Revisions aren’t a sign you got it wrong. They’re a sign the work is alive.
Closing Thoughts: Fail, Archive, Repeat
If there’s one habit that’s helped me the most – more than any software, workflow, or framework – it’s this: I keep a failure repository. And trust me, it’s plumpy.
Not a shame file. Not a graveyard of broken things. An archive: something structured, alive, itemised. A place where I collect the clash reports that triggered three weeks of debate, screenshots of errors I didn’t understand at the time, models that failed spectacularly because someone (usually me) assumed “the others would follow the standard,” e-mails of people triggering weeks of crisis with clients and suppliers.

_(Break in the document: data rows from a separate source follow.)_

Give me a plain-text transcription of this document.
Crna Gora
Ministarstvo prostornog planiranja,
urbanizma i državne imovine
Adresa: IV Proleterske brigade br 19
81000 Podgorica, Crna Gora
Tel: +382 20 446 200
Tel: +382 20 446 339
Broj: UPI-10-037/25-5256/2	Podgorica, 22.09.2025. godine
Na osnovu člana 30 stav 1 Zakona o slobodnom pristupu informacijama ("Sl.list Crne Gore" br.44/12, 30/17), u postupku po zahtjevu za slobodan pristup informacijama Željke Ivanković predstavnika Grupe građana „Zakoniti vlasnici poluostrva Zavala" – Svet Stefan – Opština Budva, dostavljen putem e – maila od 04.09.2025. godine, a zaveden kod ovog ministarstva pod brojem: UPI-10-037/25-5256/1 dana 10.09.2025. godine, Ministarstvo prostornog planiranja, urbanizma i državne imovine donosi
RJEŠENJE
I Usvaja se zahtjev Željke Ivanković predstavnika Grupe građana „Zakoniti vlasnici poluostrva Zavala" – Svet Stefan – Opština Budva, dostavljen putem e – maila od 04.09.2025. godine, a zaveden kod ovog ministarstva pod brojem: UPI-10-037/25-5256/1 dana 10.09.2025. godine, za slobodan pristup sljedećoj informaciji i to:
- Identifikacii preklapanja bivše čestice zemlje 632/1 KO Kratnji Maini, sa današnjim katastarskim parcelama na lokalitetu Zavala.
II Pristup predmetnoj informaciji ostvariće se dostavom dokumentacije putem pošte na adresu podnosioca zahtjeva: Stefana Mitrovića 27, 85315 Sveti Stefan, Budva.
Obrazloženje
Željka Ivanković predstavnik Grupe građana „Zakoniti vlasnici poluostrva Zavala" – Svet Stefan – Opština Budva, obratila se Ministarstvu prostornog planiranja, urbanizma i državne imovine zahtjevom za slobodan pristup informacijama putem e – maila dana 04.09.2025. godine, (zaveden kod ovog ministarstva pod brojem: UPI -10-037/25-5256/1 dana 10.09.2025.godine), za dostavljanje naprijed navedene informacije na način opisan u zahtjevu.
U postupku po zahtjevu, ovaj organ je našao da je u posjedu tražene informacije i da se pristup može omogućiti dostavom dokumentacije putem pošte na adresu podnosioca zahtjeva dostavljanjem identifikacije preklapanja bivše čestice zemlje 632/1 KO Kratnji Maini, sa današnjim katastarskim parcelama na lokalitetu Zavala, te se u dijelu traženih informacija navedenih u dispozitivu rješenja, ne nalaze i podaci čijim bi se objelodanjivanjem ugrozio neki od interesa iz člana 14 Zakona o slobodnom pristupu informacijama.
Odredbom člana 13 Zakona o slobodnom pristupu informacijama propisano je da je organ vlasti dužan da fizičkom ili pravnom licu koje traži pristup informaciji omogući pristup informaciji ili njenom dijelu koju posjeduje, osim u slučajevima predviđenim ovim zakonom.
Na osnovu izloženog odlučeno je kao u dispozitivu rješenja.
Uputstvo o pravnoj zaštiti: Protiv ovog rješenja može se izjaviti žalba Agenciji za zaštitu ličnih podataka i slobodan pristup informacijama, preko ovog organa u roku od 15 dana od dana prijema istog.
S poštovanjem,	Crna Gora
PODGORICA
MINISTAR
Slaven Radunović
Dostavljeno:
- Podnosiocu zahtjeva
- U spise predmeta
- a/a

It’s not about self-flagellation. It’s about memory.
Because the truth is: failure fades, or at least I hope it does for you. If it doesn’t, it’s called trauma, and that’s a conversation for another time. When memory fades, we lose what it taught us; we forget how long it took to align those levels, why we standardised naming protocols in the first place, or what that terrible export bug revealed about our assumptions.
But when you archive the story of a failure – not just the fact that it happened, but what it changed – it becomes part of your institutional wisdom. It gives the next person (or the next version of you) a head start. More importantly, it reframes the narrative. What didn’t work isn’t a footnote or a source of embarrassment. It’s the precondition for what eventually did. It’s part of the creative residue of the project.
If you’re working digitally, iteratively, collaboratively, you’re not failing if you’re adjusting. You’re not behind if you’re learning. You’re not unprofessional if you’re willing to share the parts that didn’t go as planned.
This isn’t a post about getting it right. It’s a post about getting it better and the messy, revision-filled, emotionally complex process that takes us there. And if we can learn to celebrate the parts of the process that fall apart, we might just start building things that hold up even better.
So fail. Archive. Repeat. That’s the loop. That’s the craft.